During the Quidditch match, Harry's broom starts to behave strangely, as though Harry cannot keep control of it. In the stands below all the aerial action, Hermione notices Snape looking at Harry and muttering. She assumes that Snape is jinxing the broom. Hermione sneaks under the bleachers where Snape is sitting and uses her wand to ignite the hem of his robes. As soon as Snape notices that he is on fire, Hermione takes the flames back, into a small jar, so that Snape will never know what happened. While Snape is distracted, however, Harry is able to regain control of his broom. He catches the Golden Snitch-the winged ball whose capture means the immediate end of the game. In Hagrid's hut after the match, Hagrid dismisses the idea that Snape was interfering with Harry's flying, and reacts with shock when he learns that the three children know about "Fluffy"-what he calls the three-headed dog. He urges them to meddle no more in this "top secret" matter, which involves the dog, what it guards, Dumbledore, and someone named Nicolas Flamel.
Analysis
Nicolas Flamel, whom Hagrid inadvertently mentions at the end of this chapter, was a real person, a fourteenth-century French bookseller, clerk, and-most significantly for readers' purposes-alchemist. Alchemy was the medieval "science" devoted to making gold from other metals.

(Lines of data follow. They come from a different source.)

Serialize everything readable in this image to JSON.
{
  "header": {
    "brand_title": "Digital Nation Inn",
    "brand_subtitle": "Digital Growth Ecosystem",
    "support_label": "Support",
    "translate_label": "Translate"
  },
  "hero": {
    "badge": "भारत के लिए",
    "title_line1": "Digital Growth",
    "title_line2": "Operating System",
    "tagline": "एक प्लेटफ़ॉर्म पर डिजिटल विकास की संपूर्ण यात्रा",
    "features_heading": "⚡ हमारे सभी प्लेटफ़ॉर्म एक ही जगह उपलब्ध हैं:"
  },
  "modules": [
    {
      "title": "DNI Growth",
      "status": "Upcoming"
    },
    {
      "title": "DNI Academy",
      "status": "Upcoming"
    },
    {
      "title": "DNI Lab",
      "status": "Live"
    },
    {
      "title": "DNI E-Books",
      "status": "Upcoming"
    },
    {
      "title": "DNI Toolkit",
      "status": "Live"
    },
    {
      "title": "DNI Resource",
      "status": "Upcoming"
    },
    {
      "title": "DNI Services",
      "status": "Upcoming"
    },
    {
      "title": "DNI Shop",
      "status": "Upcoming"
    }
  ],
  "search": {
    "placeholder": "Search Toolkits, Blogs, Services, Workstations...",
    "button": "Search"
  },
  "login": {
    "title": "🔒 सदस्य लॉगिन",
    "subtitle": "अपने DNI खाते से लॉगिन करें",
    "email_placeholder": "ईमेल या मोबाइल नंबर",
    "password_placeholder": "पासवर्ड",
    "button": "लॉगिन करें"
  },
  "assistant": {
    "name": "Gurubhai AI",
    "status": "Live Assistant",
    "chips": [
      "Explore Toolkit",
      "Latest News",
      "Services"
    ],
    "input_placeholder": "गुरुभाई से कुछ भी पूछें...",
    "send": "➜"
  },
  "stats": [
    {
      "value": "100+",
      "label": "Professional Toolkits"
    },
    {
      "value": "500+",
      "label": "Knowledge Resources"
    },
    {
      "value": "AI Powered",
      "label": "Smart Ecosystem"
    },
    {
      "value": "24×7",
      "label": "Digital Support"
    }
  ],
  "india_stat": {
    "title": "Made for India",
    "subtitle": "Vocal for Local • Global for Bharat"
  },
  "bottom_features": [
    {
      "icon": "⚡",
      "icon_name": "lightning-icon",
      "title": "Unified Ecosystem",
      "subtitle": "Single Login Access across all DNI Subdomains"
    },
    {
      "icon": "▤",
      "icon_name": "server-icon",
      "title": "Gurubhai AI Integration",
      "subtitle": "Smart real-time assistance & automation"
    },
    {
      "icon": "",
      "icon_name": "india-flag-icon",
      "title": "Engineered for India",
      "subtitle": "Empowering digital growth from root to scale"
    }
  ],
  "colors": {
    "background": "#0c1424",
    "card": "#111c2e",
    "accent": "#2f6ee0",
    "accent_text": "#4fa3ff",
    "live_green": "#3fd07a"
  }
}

Tradition (begun by Flamel himself) states that Flamel used instructions from a Hebrew book, The Book of Abraham the Jew (the existence of which Flamel claimed was revealed to him by an angel in a dream), to develop either a powder sometimes referred to as "philosophical tincture," or a physical object called "the philosopher's stone." Not only was it supposed to initiate the transformation of baser metals into gold, it was also believed to be a distillation of the essence of life itself-a belief that led to rumors of Flamel's immortality long after his death in 1418. In fact, according to U.S. News & World Report, people rummaged through Flamel's house as late as 1816 in search of his secrets (Vicky Hallett, "Alchemist's secret," U.S. News & World Report, 26 August 2002). Rowling's first Harry Potter novel was originally published in Britain as Harry Potter and the Philosopher's Stone. Because of concerns that American readers would not understand the reference to Flamel and alchemy, however, the book reached U.S. shelves with a reference to the "sorcerer's stone," despite Flamel's continued presence as a character in the novel.